My first thought was that the core virtues of a programmer, as defined by Larry Wall, laziness, impatience, and hubris were liabilities in this new, slow world.

But I think I was just applying them incorrectly:

  • Impatience with the slow pace is a good thing. It’s what drove me to build an efficient and repeatable process and cadence (my "📈 Blog Up!" project) so I don't waste time on when to do what. I guess, I’m just impatient with inefficiency, not with the growth itself.
  • Laziness is, I believe, my greatest asset. It’s what forces me to focus on high-leverage, evergreen content instead of disposable daily chatter. I'd rather do the hard work once on a post, something that, hopefully, will invite wave upon wave of enthusiastic readers for years than write 20 shallow posts that would become irrelevant in a couple of months.
  • As for hubris, I'm sure it plays a constructive role in this model but I just haven't figured it out yet 😂

You shouldn't feel discouraged or, even worse, conclude that engineers are not good writers. It's just that you've got to point your engineering mindset at the right problems.


The Gardener

Preaching aside, you may wonder where does that leave me? Well, I've realised that building an audience is nothing like compiling code. 

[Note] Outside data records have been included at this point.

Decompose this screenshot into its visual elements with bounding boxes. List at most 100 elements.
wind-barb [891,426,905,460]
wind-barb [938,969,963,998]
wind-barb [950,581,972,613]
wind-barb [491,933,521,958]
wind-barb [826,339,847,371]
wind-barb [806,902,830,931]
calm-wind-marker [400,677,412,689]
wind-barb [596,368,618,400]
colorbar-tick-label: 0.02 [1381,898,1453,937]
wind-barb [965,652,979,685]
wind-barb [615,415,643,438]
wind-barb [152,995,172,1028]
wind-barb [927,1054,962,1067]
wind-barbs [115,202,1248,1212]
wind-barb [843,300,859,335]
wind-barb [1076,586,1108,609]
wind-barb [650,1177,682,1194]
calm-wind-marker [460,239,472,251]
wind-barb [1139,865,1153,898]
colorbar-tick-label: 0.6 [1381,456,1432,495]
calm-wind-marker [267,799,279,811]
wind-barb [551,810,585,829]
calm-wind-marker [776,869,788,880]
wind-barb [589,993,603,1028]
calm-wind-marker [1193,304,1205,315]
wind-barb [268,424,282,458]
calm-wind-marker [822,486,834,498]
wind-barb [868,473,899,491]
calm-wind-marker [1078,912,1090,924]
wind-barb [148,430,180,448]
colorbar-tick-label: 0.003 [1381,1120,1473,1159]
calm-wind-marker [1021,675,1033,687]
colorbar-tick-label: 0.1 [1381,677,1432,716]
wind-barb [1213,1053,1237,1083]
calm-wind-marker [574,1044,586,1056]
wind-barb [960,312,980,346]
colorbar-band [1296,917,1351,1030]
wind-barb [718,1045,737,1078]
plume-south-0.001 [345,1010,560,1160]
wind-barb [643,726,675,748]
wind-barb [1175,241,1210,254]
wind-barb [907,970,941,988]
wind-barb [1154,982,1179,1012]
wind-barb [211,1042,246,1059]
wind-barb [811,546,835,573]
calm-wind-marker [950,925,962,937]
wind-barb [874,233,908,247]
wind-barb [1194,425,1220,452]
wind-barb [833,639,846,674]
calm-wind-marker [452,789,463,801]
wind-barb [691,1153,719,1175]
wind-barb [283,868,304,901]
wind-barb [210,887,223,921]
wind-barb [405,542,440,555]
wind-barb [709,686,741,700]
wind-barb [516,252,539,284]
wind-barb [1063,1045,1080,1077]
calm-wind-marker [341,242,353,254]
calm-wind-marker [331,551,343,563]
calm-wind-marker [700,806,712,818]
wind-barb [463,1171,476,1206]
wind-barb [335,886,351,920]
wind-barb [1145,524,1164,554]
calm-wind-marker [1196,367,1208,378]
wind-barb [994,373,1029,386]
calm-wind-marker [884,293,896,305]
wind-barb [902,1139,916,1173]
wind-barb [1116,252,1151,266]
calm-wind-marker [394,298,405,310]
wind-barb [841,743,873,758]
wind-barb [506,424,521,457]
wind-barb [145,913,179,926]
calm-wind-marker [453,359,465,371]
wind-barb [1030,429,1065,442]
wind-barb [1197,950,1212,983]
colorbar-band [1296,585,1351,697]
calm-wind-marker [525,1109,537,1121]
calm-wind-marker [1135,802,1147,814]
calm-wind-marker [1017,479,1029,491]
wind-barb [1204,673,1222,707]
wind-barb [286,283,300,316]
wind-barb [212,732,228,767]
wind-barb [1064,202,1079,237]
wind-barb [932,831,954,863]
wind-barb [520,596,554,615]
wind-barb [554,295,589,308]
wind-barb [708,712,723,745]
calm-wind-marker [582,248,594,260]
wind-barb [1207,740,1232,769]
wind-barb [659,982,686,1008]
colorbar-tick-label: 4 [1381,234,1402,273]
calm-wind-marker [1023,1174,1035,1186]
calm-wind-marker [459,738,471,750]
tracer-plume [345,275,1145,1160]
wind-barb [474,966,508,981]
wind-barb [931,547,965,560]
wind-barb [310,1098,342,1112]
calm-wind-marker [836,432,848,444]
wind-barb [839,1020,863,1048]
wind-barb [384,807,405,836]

It's very much like growing a garden.

You can’t force a seed to sprout and bear fruit in a day. You can’t A/B test a root system into existence. It just doesn't work that way.

Instead, all you can do is provide the right conditions: good soil (a well-tended blog), consistent watering (a sustainable posting cadence), and sunlight (thoughtful promotion).

Then, you've got to have the patience to let a sophisticated, nondeterministic and organic system grow at its own, natural pace.

It sure is a different kind of work: slower and less certain. But, out of the world of 1s and 0s, it’s the only way to build something that lasts.

 

Have you ever had to reconcile your engineer's mindset with the process of a building a community? Pray, do share your thoughts!